When you look at the hammer, can you smell your grandpas’ garage or your dad’s workshop? What did you do there? Were you allowed to help? Did you learn how to use tools? Did you ever hit your finger? How old were you?
How many of you used a rotary phone? For some of us this was a huge upgrade over the wall phone with no numbers. We used the handle at the side to ring or had to call an operator.
Think about your senses as you write and jot down memories including some of the things you saw, smelt, felt or heard.
Who can smell homemade bread after school? What about the feeling when you won a crystal marble during a game at recess? Who had school clothes and play or work clothes?
We have so many rich memories to capture why not start to today?
We just got back to our winter home after a fabulous trip. We were gone from home from December 10th to February 1. We cruised around South East Asia and New Zealand and spent land days in Australia.
As we were on the last long fight I began thinking about the memories we were planting. I remember my parents sitting in their easy chairs reminiscing about holidays. Another aunt had kept detailed journals and she said they spent many long winter hours reading the journals and reliving the happy travelling days.
I’m not a journal keeper. When a friend said that she hoped I would keep a record of our travels I decided to take her advice. I only wrote a short page each day in a journal a friend had given me. It was a chore yet I was determined to be successful. Now I’m happy I did.
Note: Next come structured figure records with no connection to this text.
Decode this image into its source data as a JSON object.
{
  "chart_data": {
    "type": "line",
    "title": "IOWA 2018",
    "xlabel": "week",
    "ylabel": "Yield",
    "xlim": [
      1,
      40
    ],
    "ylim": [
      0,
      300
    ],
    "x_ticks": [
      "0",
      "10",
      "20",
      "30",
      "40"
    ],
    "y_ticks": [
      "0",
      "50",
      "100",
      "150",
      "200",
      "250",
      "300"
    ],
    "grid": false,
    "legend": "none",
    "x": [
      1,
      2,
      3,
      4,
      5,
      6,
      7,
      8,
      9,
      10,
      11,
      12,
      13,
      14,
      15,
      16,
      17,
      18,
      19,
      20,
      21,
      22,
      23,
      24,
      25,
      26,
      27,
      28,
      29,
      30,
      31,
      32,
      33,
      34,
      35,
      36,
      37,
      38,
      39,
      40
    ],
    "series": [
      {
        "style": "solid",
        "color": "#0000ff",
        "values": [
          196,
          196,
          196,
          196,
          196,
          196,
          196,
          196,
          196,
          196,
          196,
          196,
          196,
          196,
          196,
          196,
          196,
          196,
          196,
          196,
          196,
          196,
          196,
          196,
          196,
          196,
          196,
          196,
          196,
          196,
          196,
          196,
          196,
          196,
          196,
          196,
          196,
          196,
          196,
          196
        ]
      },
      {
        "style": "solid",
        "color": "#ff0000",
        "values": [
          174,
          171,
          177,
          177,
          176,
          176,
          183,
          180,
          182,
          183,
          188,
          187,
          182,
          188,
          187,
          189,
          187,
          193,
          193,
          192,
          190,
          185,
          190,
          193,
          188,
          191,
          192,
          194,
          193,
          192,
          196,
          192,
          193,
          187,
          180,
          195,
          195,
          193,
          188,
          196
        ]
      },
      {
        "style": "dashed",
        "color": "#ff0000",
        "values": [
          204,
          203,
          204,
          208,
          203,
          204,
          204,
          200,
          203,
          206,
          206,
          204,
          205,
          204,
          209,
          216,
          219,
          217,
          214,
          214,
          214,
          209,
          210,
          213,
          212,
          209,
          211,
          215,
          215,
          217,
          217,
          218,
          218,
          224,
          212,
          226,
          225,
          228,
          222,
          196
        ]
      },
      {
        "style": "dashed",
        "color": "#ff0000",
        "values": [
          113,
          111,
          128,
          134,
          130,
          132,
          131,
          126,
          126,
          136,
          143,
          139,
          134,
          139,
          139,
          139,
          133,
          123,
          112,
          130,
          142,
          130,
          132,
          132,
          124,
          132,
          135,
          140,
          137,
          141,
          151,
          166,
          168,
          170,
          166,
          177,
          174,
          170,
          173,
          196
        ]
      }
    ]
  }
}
With cell phones we are able to kept photo records and my smart phone even tells us where the photos were taken. I find the written record record gives me that many more memory prompts…something I need more and more these days.
I also decided that travelling gives seniors confidence. We had to navigate large airports, Amsterdam, Singapore, Melbourne, Sydney, Auckland, Los Angeles and Vancouver before touching down in Calgary. And we made it!
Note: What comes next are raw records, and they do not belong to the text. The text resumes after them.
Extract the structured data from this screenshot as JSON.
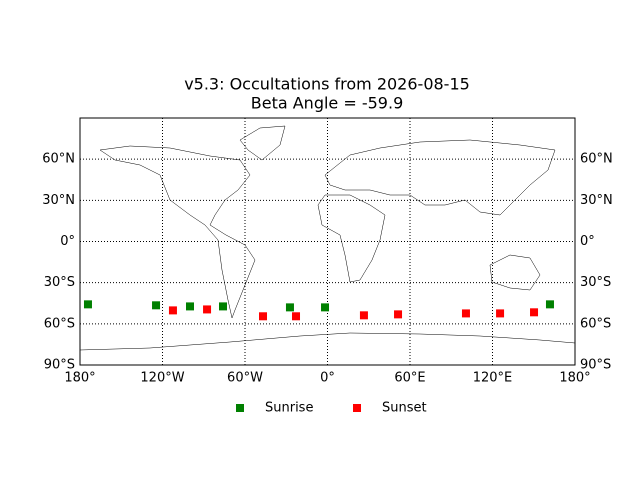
{
  "chart_data": {
    "type": "scatter",
    "title": "v5.3: Occultations from 2026-08-15",
    "subtitle": "Beta Angle = -59.9",
    "xlim": [
      -180,
      180
    ],
    "ylim": [
      -90,
      90
    ],
    "xticks": [
      {
        "value": -180,
        "label": "180°"
      },
      {
        "value": -120,
        "label": "120°W"
      },
      {
        "value": -60,
        "label": "60°W"
      },
      {
        "value": 0,
        "label": "0°"
      },
      {
        "value": 60,
        "label": "60°E"
      },
      {
        "value": 120,
        "label": "120°E"
      },
      {
        "value": 180,
        "label": "180°"
      }
    ],
    "yticks": [
      {
        "value": -90,
        "label": "90°S"
      },
      {
        "value": -60,
        "label": "60°S"
      },
      {
        "value": -30,
        "label": "30°S"
      },
      {
        "value": 0,
        "label": "0°"
      },
      {
        "value": 30,
        "label": "30°N"
      },
      {
        "value": 60,
        "label": "60°N"
      }
    ],
    "grid": true,
    "legend": "bottom",
    "series": [
      {
        "name": "Sunrise",
        "color": "#008000",
        "x": [
          -174.2,
          -124.7,
          -100.0,
          -76.0,
          -27.3,
          -1.8,
          161.8
        ],
        "values": [
          -45.8,
          -46.5,
          -47.3,
          -47.3,
          -48.0,
          -48.0,
          -45.8
        ]
      },
      {
        "name": "Sunset",
        "color": "#ff0000",
        "x": [
          -112.4,
          -87.6,
          -46.9,
          -22.9,
          26.5,
          51.3,
          100.7,
          125.5,
          150.2
        ],
        "values": [
          -50.2,
          -49.5,
          -54.5,
          -54.5,
          -53.8,
          -53.1,
          -52.4,
          -52.4,
          -51.6
        ]
      }
    ]
  }
}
We mostly mastered money exchange, reading maps as we walked and explored and found delight in new experiences. We ate food we had not before, went to places we had only read about and met people from around the world.
An added bonus was my brother and his wife joined us on the 13 day cruise around New Zealand. We found as children grow, parents pass away and life becomes more complicated plus energy wanes, we don’t spend much time together. This was a time to reconnect.
One of my uncles has always encouraged us to travel. He and his wife did some great trips and his advice is “Do It Now!.”
My parents went away each winter and I remember missing them and yet I also didn’t feel I should make time to see them or give a phone call. When raising kids and working I was busy and while I never begrudged the time spent with phone calls and visits it was a relief when I was in my 30s and 40s to have a bit of a break!
So I encourage my readers to pack their bags and explore. You will be building memories, gaining confidence and between you and me “Giving your kids peace of mind that you are happy and healthy.”